Spesso gli Hacker vengono erroneamente definiti una sorta di “distruttori del web”, ma questa definizione è appartenente ad un’altra categoria di utenti web: i Cracker, gli antagonisti della situazione. Al contrario, sugli Hacker si è sentito parlare già numerose volte delle azioni che compiono a favore di banche o strutture governative segnalandone le falle scoperte nei loro sistemi; il termine è diventato un luogo comune grazie ai media a partire dagli anni ottanta, ma originariamente aveva un altro significato: Hacker è una qualsiasi persona che si impegna nell’affrontare sfide intellettuali per superare creativamente i limiti imposti da alcuni ostacoli, in tutti gli aspetti della vita.

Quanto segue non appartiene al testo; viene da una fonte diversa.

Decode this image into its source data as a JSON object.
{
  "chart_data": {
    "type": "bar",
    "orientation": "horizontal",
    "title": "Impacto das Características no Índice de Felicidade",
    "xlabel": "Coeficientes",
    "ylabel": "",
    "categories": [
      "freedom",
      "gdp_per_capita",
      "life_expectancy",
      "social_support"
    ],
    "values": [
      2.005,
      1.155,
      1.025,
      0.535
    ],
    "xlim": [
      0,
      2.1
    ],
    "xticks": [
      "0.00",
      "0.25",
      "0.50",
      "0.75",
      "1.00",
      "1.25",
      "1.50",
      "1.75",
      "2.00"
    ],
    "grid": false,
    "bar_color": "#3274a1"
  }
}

Tornando nel presente, l’attacco è partito dal famoso gruppo Anonymous che lo definisce il più grande di sempre, coinvolgendo ben 5000 persone, prendendo di mira siti governativi come quello del Dipartimento di giustizia, universalmusic.com, RIAA.org, copyright.gov, mpaa.org o altri siti appartenenti ad altri soggetti coinvolti.

L’arresto dei proprietari di Megaupload, e la chiusura del loro sito, non è affatto piaciuta proprio a nessuno, e i Robin Hood della rete non hanno tardato a farsi sentire.